SparseGate(tCNOT, [2,4])
Example block output

The Clifford operator tableaux can be completely arbitrary.

SparseGate(random_clifford(3), [2,4,5])
Example block output

If the Clifford operator acts on all qubits, we do not need to specify indices, just use the operator.

Noisy Gates

Each gate can be followed by noise applied to the qubits on which it has acted. This is done by wrapping the given gate into a NoisyGate

ε = 0.03 # X/Y/Z error probability
noise = UnbiasedUncorrelatedNoise(ε)
noisy_gate = NoisyGate(SparseGate(tCNOT, [2,4]), noise)
Example block output

In circuit diagrams the noise is not depicted, but after each application of the gate defined in noisy_gate, a noise operator will also be applied. The example above is of Pauli Depolarization implemented by UnbiasedUncorrelatedNoise.
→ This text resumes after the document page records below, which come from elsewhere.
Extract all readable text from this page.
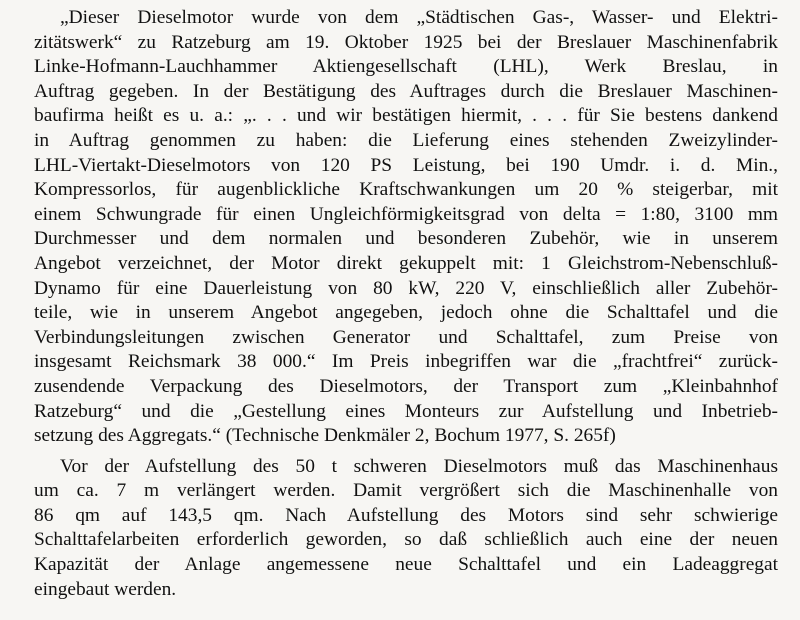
„Dieser Dieselmotor wurde von dem „Städtischen Gas-, Wasser- und Elektri-
zitätswerk“ zu Ratzeburg am 19. Oktober 1925 bei der Breslauer Maschinenfabrik
Linke-Hofmann-Lauchhammer Aktiengesellschaft (LHL), Werk Breslau, in
Auftrag gegeben. In der Bestätigung des Auftrages durch die Breslauer Maschinen-
baufirma heißt es u. a.: „. . . und wir bestätigen hiermit, . . . für Sie bestens dankend
in Auftrag genommen zu haben: die Lieferung eines stehenden Zweizylinder-
LHL-Viertakt-Dieselmotors von 120 PS Leistung, bei 190 Umdr. i. d. Min.,
Kompressorlos, für augenblickliche Kraftschwankungen um 20 % steigerbar, mit
einem Schwungrade für einen Ungleichförmigkeitsgrad von delta = 1:80, 3100 mm
Durchmesser und dem normalen und besonderen Zubehör, wie in unserem
Angebot verzeichnet, der Motor direkt gekuppelt mit: 1 Gleichstrom-Nebenschluß-
Dynamo für eine Dauerleistung von 80 kW, 220 V, einschließlich aller Zubehör-
teile, wie in unserem Angebot angegeben, jedoch ohne die Schalttafel und die
Verbindungsleitungen zwischen Generator und Schalttafel, zum Preise von
insgesamt Reichsmark 38 000.“ Im Preis inbegriffen war die „frachtfrei“ zurück-
zusendende Verpackung des Dieselmotors, der Transport zum „Kleinbahnhof
Ratzeburg“ und die „Gestellung eines Monteurs zur Aufstellung und Inbetrieb-
setzung des Aggregats.“ (Technische Denkmäler 2, Bochum 1977, S. 265f)
Vor der Aufstellung des 50 t schweren Dieselmotors muß das Maschinenhaus
um ca. 7 m verlängert werden. Damit vergrößert sich die Maschinenhalle von
86 qm auf 143,5 qm. Nach Aufstellung des Motors sind sehr schwierige
Schalttafelarbeiten erforderlich geworden, so daß schließlich auch eine der neuen
Kapazität der Anlage angemessene neue Schalttafel und ein Ladeaggregat
eingebaut werden.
One can also apply only the noise operator by using NoiseOp which acts only on specified qubits. Or alternatively, one can use NoiseOpAll in order to apply noise to all qubits.

[NoiseOp(noise, [4,5]), NoiseOpAll(noise)]
Example block output

The machinery behind noise processes and different types of noise is detailed in the section on noise

Coincidence Measurements

Global parity measurements involving single-qubit projections and classical communication are implemented with BellMeasurement. One needs to specify the axes of measurement and the qubits being measured. If the parity is trivial, the circuit continues, if the parity is non-trivial, the circuit ends and reports a detected failure. This operator is frequently used in the simulation of entanglement purification.

BellMeasurement([sMX(1), sMY(3), sMZ(4)])
Example block output

There is also NoisyBellMeasurement that takes the bit-flip probability of a single-qubit measurement as a third argument.

Stabilizer Measurements

A measurement over one or more qubits can also be performed, e.g., a direct stabilizer measurement on multiple qubits without the use of ancillary qubits. When applied to multiple qubits, this differs from BellMeasurement as it performs a single projection, unlike BellMeasurement which performs a separate projection for every single qubit involved. This measurement is implemented in PauliMeasurement which requires a Pauli operator on which to project and the index of the classical bit in which to store the result. Alternatively, there are sMX, sMZ, sMY if you are measuring a single qubit.

[PauliMeasurement(P"XYZ", 1), sMZ(2, 2)]
Example block output

Reset Operations

The Reset operations lets you trace out the specified qubits and set their state to a specific tableau.

new_state = random_stabilizer(3)
qubit_indices = [1,2,3]
Reset(new_state, qubit_indices)
Example block output

It can be done anywhere in a circuit, not just at the beginning.